WeChat can be valuable as a way to build brand loyalty, despite the scale issue. Almost 86% of premium beauty brands present on TMall earn priority for non-branded search inquiries, but they have struggled to get visibility when someone sorts brands by “best-selling,” because results are skewed toward mass brands that sell higher volumes, according to Liz Fora, Gartner L2 analyst.

Giorgio Armani Beauty debuted AR-app Modiface on WeChat in July. Andrea said that the direct goal of incorporating Modiface was not to directly increase sales, although that is always the hope, he added. Benefit is also working on integrating its own AR filter for brows into WeChat in early 2020, said Li.

Meanwhile, Singapore-based personalized skin-care brand Skin Inc. is utilizing reward incentives on WeChat. The brand joined the platform in July 2018 and has 4,000 followers. It posts the maximum of four times a month, focusing on product recommendation content and offers WeChat followers new product trials when they share posts.

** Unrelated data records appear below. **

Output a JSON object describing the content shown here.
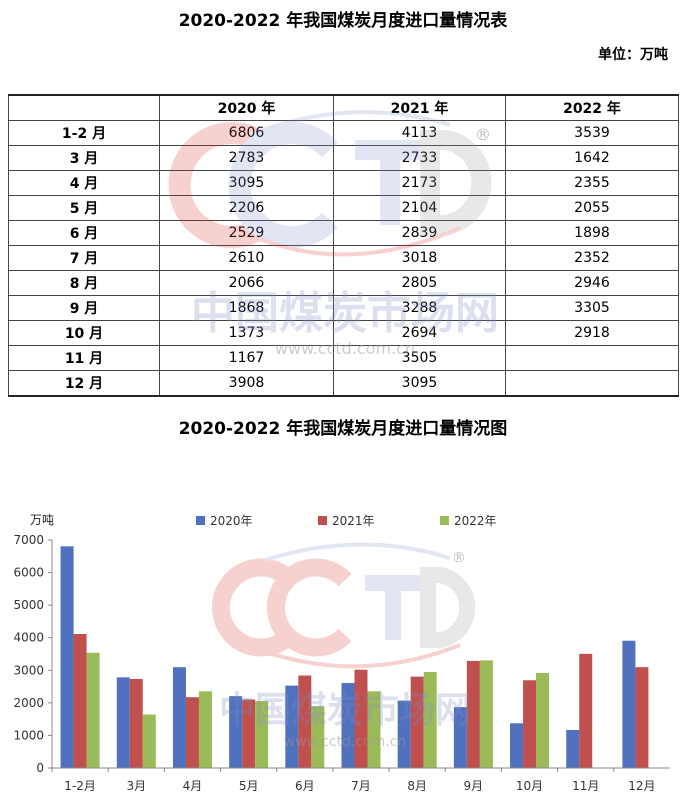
{
  "table": {
    "title": "2020-2022 年我国煤炭月度进口量情况表",
    "unit": "单位：万吨",
    "columns": [
      "",
      "2020 年",
      "2021 年",
      "2022 年"
    ],
    "rows": [
      {
        "month": "1-2 月",
        "v2020": "6806",
        "v2021": "4113",
        "v2022": "3539"
      },
      {
        "month": "3 月",
        "v2020": "2783",
        "v2021": "2733",
        "v2022": "1642"
      },
      {
        "month": "4 月",
        "v2020": "3095",
        "v2021": "2173",
        "v2022": "2355"
      },
      {
        "month": "5 月",
        "v2020": "2206",
        "v2021": "2104",
        "v2022": "2055"
      },
      {
        "month": "6 月",
        "v2020": "2529",
        "v2021": "2839",
        "v2022": "1898"
      },
      {
        "month": "7 月",
        "v2020": "2610",
        "v2021": "3018",
        "v2022": "2352"
      },
      {
        "month": "8 月",
        "v2020": "2066",
        "v2021": "2805",
        "v2022": "2946"
      },
      {
        "month": "9 月",
        "v2020": "1868",
        "v2021": "3288",
        "v2022": "3305"
      },
      {
        "month": "10 月",
        "v2020": "1373",
        "v2021": "2694",
        "v2022": "2918"
      },
      {
        "month": "11 月",
        "v2020": "1167",
        "v2021": "3505",
        "v2022": ""
      },
      {
        "month": "12 月",
        "v2020": "3908",
        "v2021": "3095",
        "v2022": ""
      }
    ]
  },
  "watermark": {
    "logo": "CCTD",
    "registered": "®",
    "cn_name": "中国煤炭市场网",
    "url": "www.cctd.com.cn"
  },
  "chart_data": {
    "type": "bar",
    "title": "2020-2022 年我国煤炭月度进口量情况图",
    "ylabel": "万吨",
    "xlabel": "",
    "ylim": [
      0,
      7000
    ],
    "yticks": [
      0,
      1000,
      2000,
      3000,
      4000,
      5000,
      6000,
      7000
    ],
    "grid": false,
    "legend_position": "top",
    "categories": [
      "1-2月",
      "3月",
      "4月",
      "5月",
      "6月",
      "7月",
      "8月",
      "9月",
      "10月",
      "11月",
      "12月"
    ],
    "series": [
      {
        "name": "2020年",
        "color": "#4f71be",
        "values": [
          6806,
          2783,
          3095,
          2206,
          2529,
          2610,
          2066,
          1868,
          1373,
          1167,
          3908
        ]
      },
      {
        "name": "2021年",
        "color": "#c0504d",
        "values": [
          4113,
          2733,
          2173,
          2104,
          2839,
          3018,
          2805,
          3288,
          2694,
          3505,
          3095
        ]
      },
      {
        "name": "2022年",
        "color": "#9bbb59",
        "values": [
          3539,
          1642,
          2355,
          2055,
          1898,
          2352,
          2946,
          3305,
          2918,
          null,
          null
        ]
      }
    ]
  }
}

“Compared with Instagram or Weibo, WeChat is for in-depth reading than quick interactions and broadcasting; it is more of a platform which will help build long-term brand preference and loyalty,” said Jackie Li, Skin Inc. brand manager for China.

However, there are apps looking to take users and brands’ attention away from WeChat. In early September, Weibo launched its own version of Instagram called Oasis, building on the opportunity for brand awareness as a core offering, which WeChat has been lacking.

The exposure brands can reach with WeChat is lower than through Weibo or even Xiaohongshu, said Joe Nora, director of marketing and business development at Export Now, which helps Western companies set up business in China. While Oasis is only in a limited beta, only time will tell if it can supplement or replace WeChat’s importance for beauty brands.

“There is definitely a ceiling on a brand’s [organic reach] to go viral on WeChat,” he said. “WeChat’s [user interface] is designed to prioritize one-on-one interactions whereas Weibo and Xiaohongshu are designed to promote viral content on everyone’s feed.”

Oasis is not WeChat’s only cause for concern, however. According to an August report from the consulting firm Questmobile, WeChat’s attempts to grow its international-facing audience appear to not be terribly successful, based on WeChat’s number of registered international users. WeChat-owner Tencent has publicly only shared the combined monthly active users of both China-native Weixin and international-focused WeChat, making the growth rate of WeChat by itself difficult to ascertain. The last reported figure was 70 million overseas registered accounts in 2013, according to Tencent. A perusal of WeChat through its iPhone app also shows that the app is limited to those who can read Chinese, which accounts for 16% of the world’s population, but is spoken in fewer countries comparatively.